Am 11.02.2026 besuchten wir mit unserem Geschichtskurs von Frau Büchling-Henkel und dem Geschichtskurs von Herrn Tolle die Gedenkstätte und das Museum Trutzhain. Die Gedenkstätte liegt auf dem Gelände des ehemaligen Kriegsgefangenenlagers STALAG IX A Ziegenhain, das 1939 errichtet wurde. Während des Zweiten Weltkriegs waren dort zeitweise über 53.000 Gefangene aus verschiedenen europäischen Ländern inhaftiert. Wir haben gelernt, dass die Gefangenen unter sehr schlechten Bedingungen leben mussten. Besonders sowjetische Kriegsgefangene wurden extrem schlecht behandelt, litten unter Hunger, Krankheiten und harter Zwangsarbeit. Viele starben im Lager. Die Nationalsozialisten missachteten das Völkerrecht und behandelten die Gefangenen je nach Herkunft unterschiedlich.

Besonders an diesem Ort ist, dass er nicht nur eine traurige und negative Geschichte hat, sondern auch eine positive Seite zeigt.
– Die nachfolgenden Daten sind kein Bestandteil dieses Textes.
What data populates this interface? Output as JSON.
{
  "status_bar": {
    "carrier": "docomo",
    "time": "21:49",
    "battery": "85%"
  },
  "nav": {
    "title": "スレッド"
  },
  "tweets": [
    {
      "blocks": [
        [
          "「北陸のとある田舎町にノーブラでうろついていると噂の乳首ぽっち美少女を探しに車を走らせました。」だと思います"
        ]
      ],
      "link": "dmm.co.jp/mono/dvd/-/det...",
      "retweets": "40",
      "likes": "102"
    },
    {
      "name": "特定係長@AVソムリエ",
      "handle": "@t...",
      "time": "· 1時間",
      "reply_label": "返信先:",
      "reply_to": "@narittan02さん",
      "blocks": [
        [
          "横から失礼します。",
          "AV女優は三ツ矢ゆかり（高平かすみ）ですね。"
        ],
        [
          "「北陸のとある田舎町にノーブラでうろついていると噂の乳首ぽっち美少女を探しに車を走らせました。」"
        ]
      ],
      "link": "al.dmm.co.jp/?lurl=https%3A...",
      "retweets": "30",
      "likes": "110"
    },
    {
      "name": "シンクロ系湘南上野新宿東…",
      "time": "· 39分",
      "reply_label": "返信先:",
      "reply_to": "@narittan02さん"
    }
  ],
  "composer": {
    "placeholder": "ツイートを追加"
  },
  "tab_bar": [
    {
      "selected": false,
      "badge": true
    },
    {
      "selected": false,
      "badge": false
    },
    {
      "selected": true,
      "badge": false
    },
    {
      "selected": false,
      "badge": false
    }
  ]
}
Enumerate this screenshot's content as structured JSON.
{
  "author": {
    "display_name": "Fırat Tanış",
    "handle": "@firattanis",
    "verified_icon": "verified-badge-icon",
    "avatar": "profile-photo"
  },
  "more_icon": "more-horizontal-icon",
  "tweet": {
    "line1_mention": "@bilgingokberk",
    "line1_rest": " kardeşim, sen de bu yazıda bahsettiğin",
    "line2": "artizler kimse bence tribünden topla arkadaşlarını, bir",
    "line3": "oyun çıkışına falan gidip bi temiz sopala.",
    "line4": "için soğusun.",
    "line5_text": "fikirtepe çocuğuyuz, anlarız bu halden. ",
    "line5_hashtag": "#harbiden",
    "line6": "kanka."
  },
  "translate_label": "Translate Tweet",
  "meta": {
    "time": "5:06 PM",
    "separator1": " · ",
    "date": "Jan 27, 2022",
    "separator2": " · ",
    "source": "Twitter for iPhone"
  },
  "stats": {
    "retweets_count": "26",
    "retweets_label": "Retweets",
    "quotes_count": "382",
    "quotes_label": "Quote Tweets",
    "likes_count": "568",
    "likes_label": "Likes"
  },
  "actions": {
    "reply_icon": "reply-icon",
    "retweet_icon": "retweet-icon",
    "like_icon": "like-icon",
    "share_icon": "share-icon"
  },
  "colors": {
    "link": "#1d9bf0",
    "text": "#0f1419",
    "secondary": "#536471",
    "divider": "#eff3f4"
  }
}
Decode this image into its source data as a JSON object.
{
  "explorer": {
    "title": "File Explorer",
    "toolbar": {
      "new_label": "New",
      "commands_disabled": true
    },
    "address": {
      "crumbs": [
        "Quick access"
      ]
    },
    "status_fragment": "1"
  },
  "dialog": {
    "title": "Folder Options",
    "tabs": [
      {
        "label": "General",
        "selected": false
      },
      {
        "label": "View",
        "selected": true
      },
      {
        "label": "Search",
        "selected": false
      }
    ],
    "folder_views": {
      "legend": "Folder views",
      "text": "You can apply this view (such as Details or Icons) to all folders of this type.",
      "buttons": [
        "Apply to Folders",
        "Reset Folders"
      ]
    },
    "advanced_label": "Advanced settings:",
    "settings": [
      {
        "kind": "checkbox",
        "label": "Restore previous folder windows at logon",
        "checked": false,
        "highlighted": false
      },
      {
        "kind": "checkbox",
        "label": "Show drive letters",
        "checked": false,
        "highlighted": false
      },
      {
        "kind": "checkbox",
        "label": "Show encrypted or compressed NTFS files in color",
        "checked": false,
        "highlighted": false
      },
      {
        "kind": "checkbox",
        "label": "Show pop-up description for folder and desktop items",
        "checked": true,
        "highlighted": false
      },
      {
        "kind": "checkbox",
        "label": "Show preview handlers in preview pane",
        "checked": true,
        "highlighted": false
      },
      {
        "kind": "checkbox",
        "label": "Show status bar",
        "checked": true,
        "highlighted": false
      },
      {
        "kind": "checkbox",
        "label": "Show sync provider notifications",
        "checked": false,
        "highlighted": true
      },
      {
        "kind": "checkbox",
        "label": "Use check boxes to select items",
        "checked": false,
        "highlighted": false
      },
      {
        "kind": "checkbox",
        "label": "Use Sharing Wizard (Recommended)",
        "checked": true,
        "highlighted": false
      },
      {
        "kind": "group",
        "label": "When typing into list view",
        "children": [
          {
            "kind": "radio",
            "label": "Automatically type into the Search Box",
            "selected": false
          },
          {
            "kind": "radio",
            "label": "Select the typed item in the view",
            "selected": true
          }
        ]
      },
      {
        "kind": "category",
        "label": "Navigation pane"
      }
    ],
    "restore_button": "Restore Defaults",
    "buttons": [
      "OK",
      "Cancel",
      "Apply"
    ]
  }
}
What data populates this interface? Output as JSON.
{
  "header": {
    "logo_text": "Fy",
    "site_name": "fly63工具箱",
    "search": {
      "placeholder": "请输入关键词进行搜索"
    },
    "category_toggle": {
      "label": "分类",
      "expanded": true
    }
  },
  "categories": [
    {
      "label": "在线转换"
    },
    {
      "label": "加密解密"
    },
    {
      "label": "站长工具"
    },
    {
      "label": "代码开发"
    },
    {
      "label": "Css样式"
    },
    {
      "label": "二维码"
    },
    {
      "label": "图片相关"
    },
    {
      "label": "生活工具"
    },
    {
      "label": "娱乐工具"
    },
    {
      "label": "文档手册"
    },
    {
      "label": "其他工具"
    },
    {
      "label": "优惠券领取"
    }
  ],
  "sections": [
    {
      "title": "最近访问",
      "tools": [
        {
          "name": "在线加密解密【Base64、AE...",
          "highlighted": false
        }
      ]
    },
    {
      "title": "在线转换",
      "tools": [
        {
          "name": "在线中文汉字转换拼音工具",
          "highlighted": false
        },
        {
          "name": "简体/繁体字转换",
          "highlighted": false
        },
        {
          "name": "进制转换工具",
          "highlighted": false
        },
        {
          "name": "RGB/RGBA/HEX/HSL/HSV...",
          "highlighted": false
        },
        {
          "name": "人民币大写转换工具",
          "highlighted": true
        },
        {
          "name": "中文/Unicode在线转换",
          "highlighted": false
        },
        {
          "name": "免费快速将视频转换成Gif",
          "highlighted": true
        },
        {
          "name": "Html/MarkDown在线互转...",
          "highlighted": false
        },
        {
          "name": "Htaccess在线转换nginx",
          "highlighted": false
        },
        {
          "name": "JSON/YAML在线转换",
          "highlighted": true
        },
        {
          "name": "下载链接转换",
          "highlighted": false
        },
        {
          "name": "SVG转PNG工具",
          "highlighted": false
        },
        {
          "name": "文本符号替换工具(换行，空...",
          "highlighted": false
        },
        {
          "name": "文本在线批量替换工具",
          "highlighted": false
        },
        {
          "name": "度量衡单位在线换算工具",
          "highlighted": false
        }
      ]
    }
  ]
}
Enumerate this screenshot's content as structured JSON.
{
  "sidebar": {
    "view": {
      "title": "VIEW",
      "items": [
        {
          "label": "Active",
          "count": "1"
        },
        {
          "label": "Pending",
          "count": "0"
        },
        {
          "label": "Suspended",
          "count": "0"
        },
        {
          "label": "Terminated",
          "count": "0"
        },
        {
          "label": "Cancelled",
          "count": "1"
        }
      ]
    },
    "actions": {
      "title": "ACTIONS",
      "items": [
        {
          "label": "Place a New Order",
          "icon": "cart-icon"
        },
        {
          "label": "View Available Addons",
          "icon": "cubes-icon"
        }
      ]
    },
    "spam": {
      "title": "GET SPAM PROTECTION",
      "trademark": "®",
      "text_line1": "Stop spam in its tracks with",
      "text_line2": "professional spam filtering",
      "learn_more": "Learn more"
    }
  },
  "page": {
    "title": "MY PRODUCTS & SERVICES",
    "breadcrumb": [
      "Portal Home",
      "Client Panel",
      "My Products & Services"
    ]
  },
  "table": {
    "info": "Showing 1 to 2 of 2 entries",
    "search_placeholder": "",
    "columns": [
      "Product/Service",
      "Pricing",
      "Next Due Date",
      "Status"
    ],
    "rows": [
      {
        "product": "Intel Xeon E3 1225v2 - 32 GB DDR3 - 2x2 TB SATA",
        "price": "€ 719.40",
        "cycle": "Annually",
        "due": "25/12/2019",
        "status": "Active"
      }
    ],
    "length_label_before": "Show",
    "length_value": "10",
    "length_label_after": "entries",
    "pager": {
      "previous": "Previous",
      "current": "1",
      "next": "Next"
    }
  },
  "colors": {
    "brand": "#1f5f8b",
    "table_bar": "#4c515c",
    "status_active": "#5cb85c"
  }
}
Nach dem Krieg wurde das Lager zunächst von der US-Armee als Internierungslager genutzt, später als sogenanntes Displaced-Persons-Camp für heimatlose Menschen, vor allem jüdische Überlebende aus Osteuropa, und schließlich als Flüchtlingssiedlung. Für viele Menschen war Trutzhain ein Ort des Neuanfangs. Der Ausflug war sehr abwechslungsreich gestaltet. Wir haben mit einem Rundgang durchs Dorf begonnen und uns dabei die alten Baracken und Friedhöfe angeschaut, während uns Herr Junker, ein Mitarbeiter der Gedenkstätte, viel dazu erzählt hat. Anschließend schauten wir einen Film im Museum, in dem historische Hintergründe erklärt wurden und Interviews von ehemaligen Gefangenen gezeigt wurden, die ihre ganz unterschiedlichen Erfahrungen teilten. Nach der Mittagspause arbeiteten wir in Gruppen an ausgewählten Themen. Das hat uns besonders gut gefallen, weil man so eigenständig im Museum gezielt nach Informationen suchen musste und sich noch einmal intensiver mit den Inhalten beschäftigen konnte. Zum Schluss trafen wir uns wieder, um die Ergebnisse und Eindrücke des Tages zusammenzutragen.

Die Exkursion hat uns sehr eindrücklich gezeigt, wie das Lager aufgebaut war und wie es den Menschen dort ergangen ist. Gleichzeitig wurde deutlich, dass Geschichte nicht nur aus Zahlen und Fakten besteht, sondern auch von persönlichen Geschichten und menschlichen Schicksalen geprägt wird. Besonders die Mischung aus Rundgang, Film, Gruppenarbeit und Gesprächen hat den Tag interessant und lehrreich gemacht und uns gezeigt, wie wichtig es ist, sich mit der Vergangenheit auseinanderzusetzen.